Dougie Arnott

Personal information
- Full name: Douglas Arnott
- Date of birth: 5 August 1961 (age 64)
- Place of birth: Lanark, Scotland
- Height: 5 ft 7 in (1.70 m)
- Position: Striker

Senior career*
- Years: Team / Apps / (Gls)
- 1985–1986: Pollok
- 1986–1998: Motherwell / 240 / (56)

= Dougie Arnott =

Scottish footballer (born 1964)

Douglas Arnott (born 5 August 1961 in Lanark) is a Scottish former footballer who played as a striker. Arnott's career began at Pollok at the Scottish Junior level, before spending his entire senior football career at Motherwell, spending twelve seasons with the Fir Park club before retiring due to an injury in 1998. In 1990–91, Arnott was part of Motherwell's Scottish Cup-winning side, which was his only senior honour.

On 11 September 2008, Arnott's belated testimonial match went ahead against an Old Firm select.

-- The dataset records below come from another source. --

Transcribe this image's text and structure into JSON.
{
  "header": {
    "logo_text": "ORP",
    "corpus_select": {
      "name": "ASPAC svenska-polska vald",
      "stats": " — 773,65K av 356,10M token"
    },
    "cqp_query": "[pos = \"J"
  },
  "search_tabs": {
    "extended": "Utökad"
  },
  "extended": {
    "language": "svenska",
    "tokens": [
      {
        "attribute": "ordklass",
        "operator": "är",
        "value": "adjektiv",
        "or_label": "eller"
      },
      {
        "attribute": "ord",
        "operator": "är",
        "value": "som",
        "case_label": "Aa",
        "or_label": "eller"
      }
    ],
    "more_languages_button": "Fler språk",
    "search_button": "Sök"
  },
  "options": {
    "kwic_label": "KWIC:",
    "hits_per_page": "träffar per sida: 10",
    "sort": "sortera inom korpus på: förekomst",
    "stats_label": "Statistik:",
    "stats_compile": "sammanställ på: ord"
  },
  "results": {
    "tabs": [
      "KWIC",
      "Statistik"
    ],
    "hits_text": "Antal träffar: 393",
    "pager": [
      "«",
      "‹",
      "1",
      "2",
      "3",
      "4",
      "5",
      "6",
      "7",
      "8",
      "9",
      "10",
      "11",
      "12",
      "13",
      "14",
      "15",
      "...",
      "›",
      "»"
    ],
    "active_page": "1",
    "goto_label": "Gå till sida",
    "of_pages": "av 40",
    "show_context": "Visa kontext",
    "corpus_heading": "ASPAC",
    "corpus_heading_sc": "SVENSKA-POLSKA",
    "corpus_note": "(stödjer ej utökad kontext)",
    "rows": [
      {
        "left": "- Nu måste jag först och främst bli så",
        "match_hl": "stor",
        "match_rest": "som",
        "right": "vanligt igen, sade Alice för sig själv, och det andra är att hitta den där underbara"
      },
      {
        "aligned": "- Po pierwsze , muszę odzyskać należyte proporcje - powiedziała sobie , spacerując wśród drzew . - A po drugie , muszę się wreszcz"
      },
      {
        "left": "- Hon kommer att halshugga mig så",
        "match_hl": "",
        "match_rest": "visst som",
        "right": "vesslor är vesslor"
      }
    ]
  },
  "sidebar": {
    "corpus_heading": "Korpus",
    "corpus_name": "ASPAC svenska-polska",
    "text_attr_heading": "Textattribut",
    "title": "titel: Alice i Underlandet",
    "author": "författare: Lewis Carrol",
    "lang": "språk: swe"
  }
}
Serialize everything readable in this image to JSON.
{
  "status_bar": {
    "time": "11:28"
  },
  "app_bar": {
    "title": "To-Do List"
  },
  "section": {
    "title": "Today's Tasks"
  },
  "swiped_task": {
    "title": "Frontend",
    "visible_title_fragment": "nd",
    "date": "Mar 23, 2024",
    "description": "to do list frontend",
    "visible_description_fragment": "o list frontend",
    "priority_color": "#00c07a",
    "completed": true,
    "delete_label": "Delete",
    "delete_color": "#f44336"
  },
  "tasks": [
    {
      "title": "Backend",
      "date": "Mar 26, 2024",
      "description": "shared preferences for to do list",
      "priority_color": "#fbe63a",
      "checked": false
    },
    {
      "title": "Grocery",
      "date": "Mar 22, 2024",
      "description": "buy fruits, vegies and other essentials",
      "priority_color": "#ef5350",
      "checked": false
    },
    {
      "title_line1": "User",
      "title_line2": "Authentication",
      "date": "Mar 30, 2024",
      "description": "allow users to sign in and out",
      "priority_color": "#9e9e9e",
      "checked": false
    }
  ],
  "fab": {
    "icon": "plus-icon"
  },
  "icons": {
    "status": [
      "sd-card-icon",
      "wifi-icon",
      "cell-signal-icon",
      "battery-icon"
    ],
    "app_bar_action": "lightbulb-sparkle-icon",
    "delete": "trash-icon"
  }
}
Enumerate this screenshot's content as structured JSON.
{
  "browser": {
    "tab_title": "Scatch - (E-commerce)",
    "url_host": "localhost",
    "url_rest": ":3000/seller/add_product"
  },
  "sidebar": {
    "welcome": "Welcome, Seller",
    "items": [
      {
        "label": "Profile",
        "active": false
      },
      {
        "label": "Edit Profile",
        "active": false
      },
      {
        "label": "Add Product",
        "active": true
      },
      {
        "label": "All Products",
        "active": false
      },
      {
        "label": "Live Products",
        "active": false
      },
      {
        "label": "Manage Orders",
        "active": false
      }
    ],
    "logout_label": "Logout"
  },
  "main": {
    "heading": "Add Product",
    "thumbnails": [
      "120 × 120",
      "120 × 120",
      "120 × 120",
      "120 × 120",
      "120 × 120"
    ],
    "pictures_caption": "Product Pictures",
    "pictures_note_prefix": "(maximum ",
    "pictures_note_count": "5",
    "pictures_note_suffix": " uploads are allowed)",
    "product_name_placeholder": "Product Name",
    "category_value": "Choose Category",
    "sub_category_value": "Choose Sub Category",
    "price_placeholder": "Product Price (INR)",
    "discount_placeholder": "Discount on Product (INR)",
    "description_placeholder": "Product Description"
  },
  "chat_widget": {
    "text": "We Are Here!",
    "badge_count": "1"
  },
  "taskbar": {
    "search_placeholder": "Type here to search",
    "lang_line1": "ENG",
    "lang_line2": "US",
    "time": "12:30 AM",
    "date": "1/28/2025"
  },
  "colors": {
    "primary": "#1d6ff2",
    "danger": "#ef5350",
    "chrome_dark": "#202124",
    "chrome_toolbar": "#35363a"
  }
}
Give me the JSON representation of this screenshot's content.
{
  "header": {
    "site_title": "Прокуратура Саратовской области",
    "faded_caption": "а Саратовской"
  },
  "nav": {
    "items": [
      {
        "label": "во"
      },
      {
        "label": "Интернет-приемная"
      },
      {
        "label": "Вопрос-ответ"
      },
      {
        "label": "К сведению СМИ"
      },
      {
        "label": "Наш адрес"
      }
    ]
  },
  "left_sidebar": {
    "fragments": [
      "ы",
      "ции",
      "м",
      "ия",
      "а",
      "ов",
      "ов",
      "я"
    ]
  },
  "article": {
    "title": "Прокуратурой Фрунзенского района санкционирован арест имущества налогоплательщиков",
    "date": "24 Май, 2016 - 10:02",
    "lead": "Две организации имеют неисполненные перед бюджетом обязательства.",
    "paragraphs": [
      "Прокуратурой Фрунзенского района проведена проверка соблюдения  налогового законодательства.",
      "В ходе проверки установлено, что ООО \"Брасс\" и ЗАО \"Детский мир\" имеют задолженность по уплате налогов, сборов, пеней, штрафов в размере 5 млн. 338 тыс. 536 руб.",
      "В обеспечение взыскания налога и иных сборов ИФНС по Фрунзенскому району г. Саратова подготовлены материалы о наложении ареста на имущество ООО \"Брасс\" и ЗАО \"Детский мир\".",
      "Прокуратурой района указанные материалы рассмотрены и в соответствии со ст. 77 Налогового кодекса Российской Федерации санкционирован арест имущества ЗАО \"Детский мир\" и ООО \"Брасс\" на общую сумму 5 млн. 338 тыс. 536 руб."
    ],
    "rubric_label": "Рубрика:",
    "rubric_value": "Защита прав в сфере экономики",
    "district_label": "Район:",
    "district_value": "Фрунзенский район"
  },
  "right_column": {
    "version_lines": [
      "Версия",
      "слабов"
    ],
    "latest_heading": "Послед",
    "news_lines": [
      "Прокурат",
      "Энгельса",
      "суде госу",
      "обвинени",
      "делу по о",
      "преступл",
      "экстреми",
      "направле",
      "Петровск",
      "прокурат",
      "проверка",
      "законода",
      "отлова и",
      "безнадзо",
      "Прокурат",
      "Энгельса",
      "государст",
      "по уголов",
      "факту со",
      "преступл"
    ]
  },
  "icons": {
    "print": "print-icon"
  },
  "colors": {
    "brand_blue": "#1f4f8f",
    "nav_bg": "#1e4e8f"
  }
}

Other players lined up for Arnott's side included former goalkeeper Sieb Dijkstra and defenders Chris McCart and Fraser Wishart, while the Old Firm team included Ally McCoist and Gordon Durie. The Old Firm side won 5–4, in a game which saw Arnott score the first of the match, and Ally McCoist net a hat-trick.

==Retirement==
Since retiring from football, Arnott has purchased a number of pubs, including "The Wee Thackit" in Carluke.